医師の往診の増加

 厚生労働省の社会医療診療行為別統計によれば、医師が患者の自宅などを訪ねる往診が、過去5年で1.4倍に増えています。75歳以上の増加が目立っています。往診の普及は救急車の安易な利用が減るなどの利点がありますが、診療報酬を目的とした過剰提供が広がっている可能性もあります。在宅医療は訪問診療と往診に大きく分かれます。訪問診療は医師の計画に基づくもので、往診は体調の急変時のサービスで、本人や家族らの求めによります。

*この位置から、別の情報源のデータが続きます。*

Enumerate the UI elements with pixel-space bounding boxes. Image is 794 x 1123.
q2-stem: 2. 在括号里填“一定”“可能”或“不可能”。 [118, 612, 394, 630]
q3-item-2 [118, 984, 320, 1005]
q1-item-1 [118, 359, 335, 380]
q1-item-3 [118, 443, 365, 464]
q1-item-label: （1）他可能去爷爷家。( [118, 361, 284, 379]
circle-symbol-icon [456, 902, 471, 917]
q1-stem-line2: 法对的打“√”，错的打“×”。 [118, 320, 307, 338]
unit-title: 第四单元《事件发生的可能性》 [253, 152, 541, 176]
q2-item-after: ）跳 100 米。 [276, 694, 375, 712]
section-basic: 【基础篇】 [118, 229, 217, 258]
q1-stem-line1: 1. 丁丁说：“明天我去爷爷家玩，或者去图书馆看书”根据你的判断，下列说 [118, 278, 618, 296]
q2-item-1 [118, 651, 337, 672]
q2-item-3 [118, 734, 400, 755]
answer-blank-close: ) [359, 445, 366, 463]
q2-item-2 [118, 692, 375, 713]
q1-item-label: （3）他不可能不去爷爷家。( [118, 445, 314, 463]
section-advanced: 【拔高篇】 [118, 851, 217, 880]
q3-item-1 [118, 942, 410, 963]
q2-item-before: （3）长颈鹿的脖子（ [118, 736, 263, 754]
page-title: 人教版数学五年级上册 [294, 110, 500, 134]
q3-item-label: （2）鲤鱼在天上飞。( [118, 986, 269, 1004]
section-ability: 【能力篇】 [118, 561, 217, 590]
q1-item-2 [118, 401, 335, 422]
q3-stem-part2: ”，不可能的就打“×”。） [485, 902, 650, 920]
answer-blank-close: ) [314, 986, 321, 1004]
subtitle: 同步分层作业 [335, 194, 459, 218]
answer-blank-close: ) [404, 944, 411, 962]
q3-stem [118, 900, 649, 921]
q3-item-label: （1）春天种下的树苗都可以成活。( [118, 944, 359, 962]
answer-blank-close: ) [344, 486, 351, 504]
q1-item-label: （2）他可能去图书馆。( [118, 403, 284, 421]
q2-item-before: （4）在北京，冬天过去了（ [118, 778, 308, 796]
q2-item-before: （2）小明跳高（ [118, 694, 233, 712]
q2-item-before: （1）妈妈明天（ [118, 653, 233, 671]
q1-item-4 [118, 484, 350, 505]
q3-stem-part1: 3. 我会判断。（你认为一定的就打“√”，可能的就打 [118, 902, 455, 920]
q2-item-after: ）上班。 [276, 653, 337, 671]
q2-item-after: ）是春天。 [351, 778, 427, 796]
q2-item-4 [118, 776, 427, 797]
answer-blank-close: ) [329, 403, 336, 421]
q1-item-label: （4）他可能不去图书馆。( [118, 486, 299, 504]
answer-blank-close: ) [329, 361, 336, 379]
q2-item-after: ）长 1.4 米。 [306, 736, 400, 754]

 往診は2020年代から目に見えて増え始めています。2024年は前年比11.2%増と、月27万5,001回にも達しています。訪問診療はこれほど伸びていません。2021~2023年に伸びが大きかったのは15歳未満です。医療機関がコロナの疑いがある患者の外来受診に制約を設けたことから、ニーズが高まりました。コロナの在宅医療を進めるため、厚生労働省が往診の報酬を特例的に引き上げたことも関係しています。

 往診の8割を占めていた75歳以上は、2022年以降の伸びが目立っています。夜間や休日の医師を確保できない医療機関や有料老人ホームなどが、時間外の対応を専門事業者に委託していることも利用を後押ししています。

 一部の事業者が必要性の低い往診を増やして診療報酬を得ている可能性があります。厚生労働省も往診の急増を把握しており、必要に応じて中央社会保険医療協議会に在宅医療の診療報酬のあり方について議論を求めています。